Do volume total de cheques recebidos pela Side Walk da Rua Augusta, uma das 23 lojas da tradicional rede de roupas e calçados, 70% têm, invariavelmente, algo em comum: um carimbo aplicado embaixo da assinatura do emitente com o aviso: “bom para”. É o código para que a loja apresente o documento no banco apenas na data anotada, identificando o cheque como pré-datado.
A gerente da unidade da rede que existe há 26 anos, Suelen de Oliveira, conta que a loja tem preferência por trabalhar com cheque. Quem opta por essa forma de pagamento pode dividir a conta em até cinco vezes sem acréscimo e, em alguns casos, ainda ganhar um desconto de 5%. “Há dias em que todas as vendas feitas são no pré-datado”, diz.
Legalmente, o pré-datado não existe. A Lei nº 7.357/85, que regulamenta o uso do cheque, não faz nenhuma referência a ele. É apenas um instrumento de pagamento que funciona na base da confiança mútua entre consumidor e comércio. Mas esse acordo de cavalheiros, que move as vendas da Side Walk e de tantas outras lojas, está prestes a ser o centro de uma polêmica.
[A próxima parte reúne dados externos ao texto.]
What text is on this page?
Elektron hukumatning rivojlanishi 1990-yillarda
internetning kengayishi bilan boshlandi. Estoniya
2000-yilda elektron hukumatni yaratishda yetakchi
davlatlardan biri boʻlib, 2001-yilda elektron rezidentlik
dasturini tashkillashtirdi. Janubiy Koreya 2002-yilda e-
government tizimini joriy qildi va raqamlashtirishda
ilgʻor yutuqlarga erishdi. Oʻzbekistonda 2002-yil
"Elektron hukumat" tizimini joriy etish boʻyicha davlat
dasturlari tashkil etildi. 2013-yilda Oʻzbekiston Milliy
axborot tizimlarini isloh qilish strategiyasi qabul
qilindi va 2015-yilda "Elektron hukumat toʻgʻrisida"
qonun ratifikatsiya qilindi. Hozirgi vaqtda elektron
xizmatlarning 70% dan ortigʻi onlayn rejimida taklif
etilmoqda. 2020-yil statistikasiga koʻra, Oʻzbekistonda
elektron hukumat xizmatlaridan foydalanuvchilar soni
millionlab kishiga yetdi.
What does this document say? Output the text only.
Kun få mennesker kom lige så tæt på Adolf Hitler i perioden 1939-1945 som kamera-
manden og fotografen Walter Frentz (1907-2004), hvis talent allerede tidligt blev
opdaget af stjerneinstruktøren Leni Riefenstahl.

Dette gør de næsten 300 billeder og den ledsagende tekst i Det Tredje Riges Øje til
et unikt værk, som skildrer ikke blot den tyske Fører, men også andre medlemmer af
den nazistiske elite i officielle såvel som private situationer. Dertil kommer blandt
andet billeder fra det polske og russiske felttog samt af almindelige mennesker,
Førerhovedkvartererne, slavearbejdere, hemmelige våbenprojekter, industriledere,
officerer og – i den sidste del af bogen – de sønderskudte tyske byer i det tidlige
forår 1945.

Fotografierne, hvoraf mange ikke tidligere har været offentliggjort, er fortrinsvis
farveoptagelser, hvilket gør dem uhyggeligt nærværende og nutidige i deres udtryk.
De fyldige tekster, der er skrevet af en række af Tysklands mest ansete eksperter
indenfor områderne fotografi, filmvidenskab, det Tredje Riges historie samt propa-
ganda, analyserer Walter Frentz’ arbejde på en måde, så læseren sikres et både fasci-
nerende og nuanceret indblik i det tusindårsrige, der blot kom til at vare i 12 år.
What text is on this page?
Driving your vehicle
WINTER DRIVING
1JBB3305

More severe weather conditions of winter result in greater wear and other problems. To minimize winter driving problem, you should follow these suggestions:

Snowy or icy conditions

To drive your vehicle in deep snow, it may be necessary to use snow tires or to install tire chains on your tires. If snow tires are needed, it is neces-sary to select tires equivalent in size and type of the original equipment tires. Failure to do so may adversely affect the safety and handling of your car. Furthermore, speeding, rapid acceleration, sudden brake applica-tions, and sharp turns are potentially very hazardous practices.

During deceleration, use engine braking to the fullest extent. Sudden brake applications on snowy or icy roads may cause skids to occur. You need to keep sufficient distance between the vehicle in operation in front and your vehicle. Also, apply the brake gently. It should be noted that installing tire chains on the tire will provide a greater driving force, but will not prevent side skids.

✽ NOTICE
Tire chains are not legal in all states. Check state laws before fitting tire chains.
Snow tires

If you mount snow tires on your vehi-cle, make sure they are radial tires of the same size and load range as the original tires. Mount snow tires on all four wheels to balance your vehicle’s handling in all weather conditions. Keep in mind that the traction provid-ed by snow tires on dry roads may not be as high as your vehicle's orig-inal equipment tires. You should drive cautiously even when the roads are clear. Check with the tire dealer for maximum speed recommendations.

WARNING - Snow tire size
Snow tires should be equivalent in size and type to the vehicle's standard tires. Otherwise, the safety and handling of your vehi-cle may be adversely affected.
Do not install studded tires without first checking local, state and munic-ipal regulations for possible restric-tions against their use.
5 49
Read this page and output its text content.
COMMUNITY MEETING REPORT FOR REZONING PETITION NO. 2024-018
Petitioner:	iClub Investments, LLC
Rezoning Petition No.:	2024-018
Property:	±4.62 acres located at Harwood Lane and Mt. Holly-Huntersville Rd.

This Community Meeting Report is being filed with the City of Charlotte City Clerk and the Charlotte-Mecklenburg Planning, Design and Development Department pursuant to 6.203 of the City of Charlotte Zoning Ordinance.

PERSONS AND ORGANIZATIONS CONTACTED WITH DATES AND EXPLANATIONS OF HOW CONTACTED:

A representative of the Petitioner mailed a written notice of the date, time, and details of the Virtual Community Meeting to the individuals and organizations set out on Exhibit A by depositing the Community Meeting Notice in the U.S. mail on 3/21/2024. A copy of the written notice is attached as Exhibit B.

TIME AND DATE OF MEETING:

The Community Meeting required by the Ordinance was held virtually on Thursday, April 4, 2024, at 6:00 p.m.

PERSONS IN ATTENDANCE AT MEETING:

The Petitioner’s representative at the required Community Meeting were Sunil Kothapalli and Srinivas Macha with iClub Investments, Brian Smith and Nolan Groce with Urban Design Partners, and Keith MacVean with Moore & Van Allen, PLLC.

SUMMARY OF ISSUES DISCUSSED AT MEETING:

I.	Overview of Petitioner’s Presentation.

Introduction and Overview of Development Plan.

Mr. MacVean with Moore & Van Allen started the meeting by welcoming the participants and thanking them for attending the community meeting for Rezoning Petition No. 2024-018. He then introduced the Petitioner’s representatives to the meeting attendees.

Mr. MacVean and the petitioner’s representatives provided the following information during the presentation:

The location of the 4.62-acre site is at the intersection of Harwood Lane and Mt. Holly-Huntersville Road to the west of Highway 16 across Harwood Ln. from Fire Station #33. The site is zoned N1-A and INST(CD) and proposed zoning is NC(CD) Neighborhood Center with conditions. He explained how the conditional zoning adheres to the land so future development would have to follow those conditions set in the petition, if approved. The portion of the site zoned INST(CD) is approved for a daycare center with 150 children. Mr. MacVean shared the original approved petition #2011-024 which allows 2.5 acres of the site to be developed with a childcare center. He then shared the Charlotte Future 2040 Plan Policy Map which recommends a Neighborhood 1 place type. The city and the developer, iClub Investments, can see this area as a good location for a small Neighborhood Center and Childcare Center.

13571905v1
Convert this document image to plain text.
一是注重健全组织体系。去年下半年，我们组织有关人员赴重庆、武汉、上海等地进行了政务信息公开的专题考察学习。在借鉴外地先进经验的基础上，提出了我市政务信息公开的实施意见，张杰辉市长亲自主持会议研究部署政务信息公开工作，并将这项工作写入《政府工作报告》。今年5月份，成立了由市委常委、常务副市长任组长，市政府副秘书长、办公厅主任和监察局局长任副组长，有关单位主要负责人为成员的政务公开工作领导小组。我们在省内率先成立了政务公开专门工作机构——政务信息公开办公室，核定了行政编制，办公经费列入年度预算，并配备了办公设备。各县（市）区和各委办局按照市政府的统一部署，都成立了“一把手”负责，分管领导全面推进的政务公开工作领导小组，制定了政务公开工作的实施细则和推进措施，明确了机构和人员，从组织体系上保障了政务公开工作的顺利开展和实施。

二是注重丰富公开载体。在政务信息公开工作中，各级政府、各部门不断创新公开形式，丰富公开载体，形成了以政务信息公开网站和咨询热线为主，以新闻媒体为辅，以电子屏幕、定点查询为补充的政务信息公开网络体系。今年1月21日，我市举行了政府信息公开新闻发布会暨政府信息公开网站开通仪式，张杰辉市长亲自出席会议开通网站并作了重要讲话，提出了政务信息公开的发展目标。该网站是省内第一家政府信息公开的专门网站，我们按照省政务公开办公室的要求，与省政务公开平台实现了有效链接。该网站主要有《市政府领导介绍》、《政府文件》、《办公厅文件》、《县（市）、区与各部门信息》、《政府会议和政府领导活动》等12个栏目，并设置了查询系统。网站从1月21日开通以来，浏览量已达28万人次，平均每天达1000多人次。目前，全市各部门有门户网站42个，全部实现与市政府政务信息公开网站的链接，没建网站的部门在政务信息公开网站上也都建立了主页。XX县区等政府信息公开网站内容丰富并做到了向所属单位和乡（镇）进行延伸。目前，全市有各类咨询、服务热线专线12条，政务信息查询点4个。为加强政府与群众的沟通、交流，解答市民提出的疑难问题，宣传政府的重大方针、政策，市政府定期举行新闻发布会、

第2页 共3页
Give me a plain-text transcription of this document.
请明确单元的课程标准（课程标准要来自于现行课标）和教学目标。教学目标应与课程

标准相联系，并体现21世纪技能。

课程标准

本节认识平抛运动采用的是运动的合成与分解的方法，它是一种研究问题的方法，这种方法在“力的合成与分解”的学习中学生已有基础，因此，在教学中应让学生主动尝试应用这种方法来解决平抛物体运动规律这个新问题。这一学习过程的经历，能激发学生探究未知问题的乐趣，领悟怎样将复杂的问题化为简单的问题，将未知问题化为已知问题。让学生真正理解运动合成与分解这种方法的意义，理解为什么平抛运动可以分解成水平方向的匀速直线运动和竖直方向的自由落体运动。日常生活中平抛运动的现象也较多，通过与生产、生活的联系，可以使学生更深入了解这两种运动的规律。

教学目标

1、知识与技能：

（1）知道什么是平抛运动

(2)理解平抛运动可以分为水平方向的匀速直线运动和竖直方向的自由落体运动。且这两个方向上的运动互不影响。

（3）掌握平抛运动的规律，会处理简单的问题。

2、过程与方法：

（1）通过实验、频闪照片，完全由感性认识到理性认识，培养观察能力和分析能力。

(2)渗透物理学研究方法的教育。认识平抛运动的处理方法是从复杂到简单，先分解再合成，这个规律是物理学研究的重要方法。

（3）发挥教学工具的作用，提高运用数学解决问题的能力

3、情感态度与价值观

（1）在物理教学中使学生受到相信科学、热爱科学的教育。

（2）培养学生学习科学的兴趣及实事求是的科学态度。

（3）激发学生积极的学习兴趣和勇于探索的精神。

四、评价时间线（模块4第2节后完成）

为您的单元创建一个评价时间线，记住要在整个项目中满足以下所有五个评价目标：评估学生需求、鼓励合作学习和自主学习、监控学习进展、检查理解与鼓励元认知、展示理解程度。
Proteção – A Câmara dos Deputados quer levar o pré-datado para dentro da lei, eliminando seu caráter informal. O objetivo seria o de proteger o consumidor da apresentação do documento antes da data combinada. A idéia ganhou corpo após o Superior Tribunal de Justiça (STJ) reconhecer, no último dia 17, o direito do emitente do cheque a uma indenização nas situações em que a data não é respeitada.
A legalização do pré-datado já existe na Argentina e no Uruguai. No Brasil, a possibilidade de ele ter o mesmo tratamento do cheque comum divide opiniões. O economista Marcel Solimeo da Associação Comercial de São Paulo (ACSP) é dos que acham que em time que está ganhando não se mexe. Diz que o cheque pré-datado funciona muito bem justamente porque não é regulado. Lembra que qualquer regulamentação vai contra algumas exigências previstas no Acordo de Basileia, do qual o Brasil é signatário. “O comércio ficará mais reticente em trabalhar com o pré-datado, o que não é bom para nenhuma das partes”, diz.
Osman Ghazzaqui, diretor da quase cinquentenária loja de tecidos Lorraine, tem outro modo de ver a questão: “O comércio não pode falhar. Quem não consegue controlar o prazo dos cheques recebidos não tem condições de controlar um negócio”. Para ele, a medida de punição ao portador do cheque será bem-vinda, vai melhorar a relação com o cliente. Na prática, no entanto, o pré-datado vai além disso. Para o varejo, ele ajuda a reduzir os custos impostos pelas administradoras dos cartões de crédito nas vendas feitas com o uso dos plásticos. Para o consumidor, é uma opção de financiamento sem juros.
Na loja de móveis Marabraz na região central da cidade, com tradição de 46 anos, os pré-datados respondem por 30% dos negócios, conta o gerente Josemir Pedro Português. O pagamento no cheque pode ser feito em até 24 vezes, sem juros. “O pré-datado é uma forma de fidelizar o cliente”, explica o gerente. “Se for regulamentado, melhor.”
Estão sob análise na Câmara pouco mais de 20 projetos que tratam do pré-datado. Todos tentam proteger os consumidores. Um deles, o de nº 2.365/07 prevê punição até mesmo para os bancos que compensarem antes do prazo.
Roberto do Carmo Silva, autônomo que trabalha com transporte escolar, é um, entre milhares (ou milhões) de brasileiros que enxergam no pré-datado a possibilidade de se financiar a custo zero. “É por isso que uso. Meus clientes também me pagam assim.”